Workers are also employed to break debris into smaller pieces with pick axes, and to clean public markets, tented settlements and communal wash areas.

The scheme is targeting those who have lost family members in the 7.0 magnitude quake and women, who head up to 40 percent of households in the Caribbean island nation.

In the coming months, the UNDP hopes to put 100,000 people to work, and if sufficient funding is secured, expand the project to involve up to 220,000 people, including those living in other earthquake-stricken cities such as Leogane and Jacmel.

This would make the United Nations, along with the port authorities and farming and textile sectors, a leading employer in Port-au-Prince.

STEP TOWARDS INDEPENDENCE

Clearing the rubble is dusty, hard work. But in the poorest country in the Western hemisphere where jobs are scarce and an estimated 1 million people homeless, getting any kind of paid work is rare. Before the quake, unemployment hovered between 70 to 80 percent, with the majority of Haitians scraping a living as subsistence farmers.

Employing Haitians to take part in the clean-up operation is seen as crucial in ensuring a successful recovery effort, while offering Haitians a chance to be autonomous.

"The cash-for-work programme gives people a choice about how they want to spend their money. They are taking part in the recovery of Haiti," said Eric Overvest, UNDP country director in Haiti.

"Getting people involved in the clean-up operation gets people active," he added.

The initiative also aims to kick-start the local economy since money earned through the programme is likely to be spent on buying food at local markets, going directly into the hands of the Haitians. The cash injection will help stimulate the local economy, said UNDPs Overvest.

But funding for the cash-for-work programme remains a challenge despite a recent call from U.N. Secretary-General Ban Ki-moon for international support. The UNDP has issued a flash appeal asking for $40 million to support the initiative.

Meanwhile, for the hundreds of thousands of other Haitians who remain jobless, surviving is a precarious day-to-day struggle.
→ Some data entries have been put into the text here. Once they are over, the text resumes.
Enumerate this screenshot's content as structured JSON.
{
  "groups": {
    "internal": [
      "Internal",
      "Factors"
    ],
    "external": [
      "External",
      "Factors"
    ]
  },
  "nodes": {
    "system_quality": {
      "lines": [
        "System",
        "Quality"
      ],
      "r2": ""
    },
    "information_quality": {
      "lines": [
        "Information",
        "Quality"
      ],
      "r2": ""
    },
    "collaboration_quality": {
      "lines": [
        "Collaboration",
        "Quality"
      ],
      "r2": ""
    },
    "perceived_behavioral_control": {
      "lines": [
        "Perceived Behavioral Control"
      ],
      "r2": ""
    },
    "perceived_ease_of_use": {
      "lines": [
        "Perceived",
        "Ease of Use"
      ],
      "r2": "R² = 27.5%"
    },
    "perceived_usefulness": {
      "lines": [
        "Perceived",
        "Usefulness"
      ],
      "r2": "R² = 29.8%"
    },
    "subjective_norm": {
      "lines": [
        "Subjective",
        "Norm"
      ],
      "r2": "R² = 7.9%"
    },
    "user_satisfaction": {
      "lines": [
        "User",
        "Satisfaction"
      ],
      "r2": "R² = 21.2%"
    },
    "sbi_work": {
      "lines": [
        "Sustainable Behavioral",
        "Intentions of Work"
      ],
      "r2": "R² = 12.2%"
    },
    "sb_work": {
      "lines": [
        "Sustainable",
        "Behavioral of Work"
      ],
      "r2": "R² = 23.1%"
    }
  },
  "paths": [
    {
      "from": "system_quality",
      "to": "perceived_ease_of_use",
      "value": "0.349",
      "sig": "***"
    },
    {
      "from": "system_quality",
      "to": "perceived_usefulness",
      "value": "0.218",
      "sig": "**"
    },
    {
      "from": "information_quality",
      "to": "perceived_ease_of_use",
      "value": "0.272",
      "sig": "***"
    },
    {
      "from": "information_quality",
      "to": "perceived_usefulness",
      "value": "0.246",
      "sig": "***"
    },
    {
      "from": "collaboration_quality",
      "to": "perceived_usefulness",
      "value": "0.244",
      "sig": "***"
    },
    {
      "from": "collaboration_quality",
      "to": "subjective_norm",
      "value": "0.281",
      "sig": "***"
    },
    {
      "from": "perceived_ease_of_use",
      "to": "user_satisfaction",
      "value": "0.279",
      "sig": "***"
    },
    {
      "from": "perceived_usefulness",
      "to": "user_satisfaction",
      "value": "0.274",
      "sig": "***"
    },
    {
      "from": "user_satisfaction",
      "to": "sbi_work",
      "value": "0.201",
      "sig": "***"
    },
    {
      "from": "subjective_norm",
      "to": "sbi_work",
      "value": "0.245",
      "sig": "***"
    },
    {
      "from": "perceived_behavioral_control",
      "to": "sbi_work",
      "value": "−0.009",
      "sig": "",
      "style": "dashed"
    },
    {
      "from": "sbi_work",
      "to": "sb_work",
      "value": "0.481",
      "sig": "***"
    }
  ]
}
On top of collapsed buildings, people scavenge for mangled iron rods to sell, while others pick through the debris looking for clothes and any material that could be used as shelter.

Outside the gates of the U.N. compound in Port-au-Prince, large groups of men wait holding CVs in the hope of getting work with media crews and the myriad of non-governmental organisations taking part in the aid effort.

If future jobs are to be created in Haiti, it is essential to start focusing on how to attract foreign investment and implement long-terms plans to boost small-scale agriculture in the mango, corn and sugarcane sectors, economists say.

Before the quake, the Inter-American Development Bank identified agribusiness, sustainable energy, including wind and solar power, and garment manufacturing as sectors with strong potential to generate jobs in Haiti.